Research in the Theory and Practice of Governance (CBR project)


Project team

  • Project leader: Simon Deakin
  • Project team: Gaofeng Meng

Project status

Ongoing

Project dates

2019-2022


Overview

Background

A generous donation made it possible to establish a CBR Governance Fund to support a research project on the theory and practice of governance. The project takes a comparative and global perspective, comparing emerging forms of governance in China with those in Europe and north America. It is also examining trends in global governance with a focus on international agencies and their role in the production of global public goods.

Aims and objectives

We define ‘governance’ broadly to refer to the processes through which a polity or entity responds to risks in its environment, with a view to ensuring its continued effectiveness. Critical to this is the capacity of a system of governance to process information about its context, to embed that information in its internal processes, and to adapt in response to external shocks. This perspective builds on a number of different but complementary theoretical approaches which stress the cognitive and evolutionary dimensions of governance (the new institutionalism of Ostrom, North and Aoki; Luhmann’s theory of social systems; the French schools of the economics of conventions and pragmatic sociology; and Foucault’s theory of governmentality or the ‘art of government’). We aim to develop this theoretical framework and to apply it through empirical observation of national, regional and global trends in governance.

Progress

on the project has focused on two principal themes. The first is the institutional development of China’s economy, including the evolution of its system of property rights, and the emergence of the Belt and Road Initiative and its potential to generate common regulatory standards and frames of reference for transnational trade and movement of peoples and resources in and beyond the Eurasian region. The second is the response of the governments around the world to the Covid-19 crisis, with the focus on the measures taken in China following the appearance of the SARS-CoV-2 virus late in 2019, and on those adopted in other countries from January 2020.

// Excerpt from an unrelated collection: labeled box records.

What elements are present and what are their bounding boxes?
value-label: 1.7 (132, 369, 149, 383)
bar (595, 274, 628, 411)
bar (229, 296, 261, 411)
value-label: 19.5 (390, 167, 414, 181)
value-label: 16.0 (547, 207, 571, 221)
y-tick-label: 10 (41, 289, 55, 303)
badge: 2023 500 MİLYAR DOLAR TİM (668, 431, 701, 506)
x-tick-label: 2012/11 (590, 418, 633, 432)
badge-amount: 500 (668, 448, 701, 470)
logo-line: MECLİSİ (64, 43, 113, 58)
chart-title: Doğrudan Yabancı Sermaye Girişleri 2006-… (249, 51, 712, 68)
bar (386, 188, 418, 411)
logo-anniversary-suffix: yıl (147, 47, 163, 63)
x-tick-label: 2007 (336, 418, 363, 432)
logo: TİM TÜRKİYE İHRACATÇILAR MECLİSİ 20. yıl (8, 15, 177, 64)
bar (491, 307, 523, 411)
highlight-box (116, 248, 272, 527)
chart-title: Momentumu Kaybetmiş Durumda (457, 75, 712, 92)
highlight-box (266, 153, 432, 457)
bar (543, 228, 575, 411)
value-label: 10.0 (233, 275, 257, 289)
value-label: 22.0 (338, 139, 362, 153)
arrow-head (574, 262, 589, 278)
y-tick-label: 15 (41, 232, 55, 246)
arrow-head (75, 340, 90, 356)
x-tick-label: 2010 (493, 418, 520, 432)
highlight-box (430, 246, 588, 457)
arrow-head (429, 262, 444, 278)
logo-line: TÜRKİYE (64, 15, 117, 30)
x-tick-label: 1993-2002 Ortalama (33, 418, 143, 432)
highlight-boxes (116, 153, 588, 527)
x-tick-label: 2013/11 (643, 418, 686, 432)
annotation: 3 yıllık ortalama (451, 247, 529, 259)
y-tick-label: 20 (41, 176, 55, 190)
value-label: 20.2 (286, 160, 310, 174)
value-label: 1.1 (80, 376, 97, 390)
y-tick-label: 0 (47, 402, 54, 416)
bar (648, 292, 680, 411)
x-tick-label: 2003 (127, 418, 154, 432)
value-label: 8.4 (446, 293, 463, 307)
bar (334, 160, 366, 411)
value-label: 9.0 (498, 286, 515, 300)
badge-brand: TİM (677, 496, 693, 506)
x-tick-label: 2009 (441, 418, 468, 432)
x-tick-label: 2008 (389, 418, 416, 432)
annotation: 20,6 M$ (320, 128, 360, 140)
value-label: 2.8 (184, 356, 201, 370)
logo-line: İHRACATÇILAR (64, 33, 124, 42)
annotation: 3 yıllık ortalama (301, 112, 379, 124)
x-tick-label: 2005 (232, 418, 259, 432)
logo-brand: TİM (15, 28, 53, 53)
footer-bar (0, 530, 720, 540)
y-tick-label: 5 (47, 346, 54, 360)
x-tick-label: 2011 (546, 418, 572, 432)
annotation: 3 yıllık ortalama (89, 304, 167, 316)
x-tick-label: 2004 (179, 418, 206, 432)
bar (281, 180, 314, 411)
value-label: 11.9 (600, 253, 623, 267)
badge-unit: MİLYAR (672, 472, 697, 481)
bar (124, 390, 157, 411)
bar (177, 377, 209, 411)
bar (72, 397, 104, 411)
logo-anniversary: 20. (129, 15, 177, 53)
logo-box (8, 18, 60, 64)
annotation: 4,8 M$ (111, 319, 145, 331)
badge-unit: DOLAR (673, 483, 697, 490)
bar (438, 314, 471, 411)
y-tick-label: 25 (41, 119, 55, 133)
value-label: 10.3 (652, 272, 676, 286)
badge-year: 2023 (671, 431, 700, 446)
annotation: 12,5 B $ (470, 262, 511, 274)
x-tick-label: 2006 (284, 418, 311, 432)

Simon and Gaofeng completed a working paper on ‘the governance of Covid-19’ in September 2020 and it was published in the Industrial Law Journal in December 2021. During 2021 they worked on a paper concerned with the evolution of property rights in China; in August 2021 this was given a conditional acceptance in the Journal of Institutional Economics. It was published in August 2022.

During the academic year 2022-23, the project team completed an assessment of the state of the rule of law in Cambodia for the Office of the UN High Commissioner on Human Rights. In addition, Simon Deakin, together with co-authors David Gindis and Geoff Hodgson, took part in an exchange with Jean-Philippe Robé on the theory of the firm.

Output

Working papers

Deakin, S and Meng, G, “The Governance of COVID-19: Anthropogenic Risk, Evolutionary Learning, and the Future of the Social State” Centre for Business Research, University of Cambridge Working Paper No. 524, September 2021.

Journal articles

Deakin, S., Gindis, D. and Hodgson, G. (2022) ‘A further reply to Jean-Philippe Robé on the firm’ Journal of Institutional Economics, 18: 703-706

Deakin, S., and Meng, G. (2022) ‘Resolving Douglass C. North’s ‘puzzle’ concerning China’s Household Responsibility System’ Journal of Institutional Economics, 18: 521-535.

Deakin, S., Gindis, D. and Hodgson, G. M. (2021), ‘What is a firm? A reply to Jean-Philippe Robé’, Journal of Institutional Economics, 17: 865–875

Reports

Deakin, S., Billa, B., Meng, G. and Wang, B. (2022) The Political Economy of the Rule of Law in Cambodia Report for OHCHR.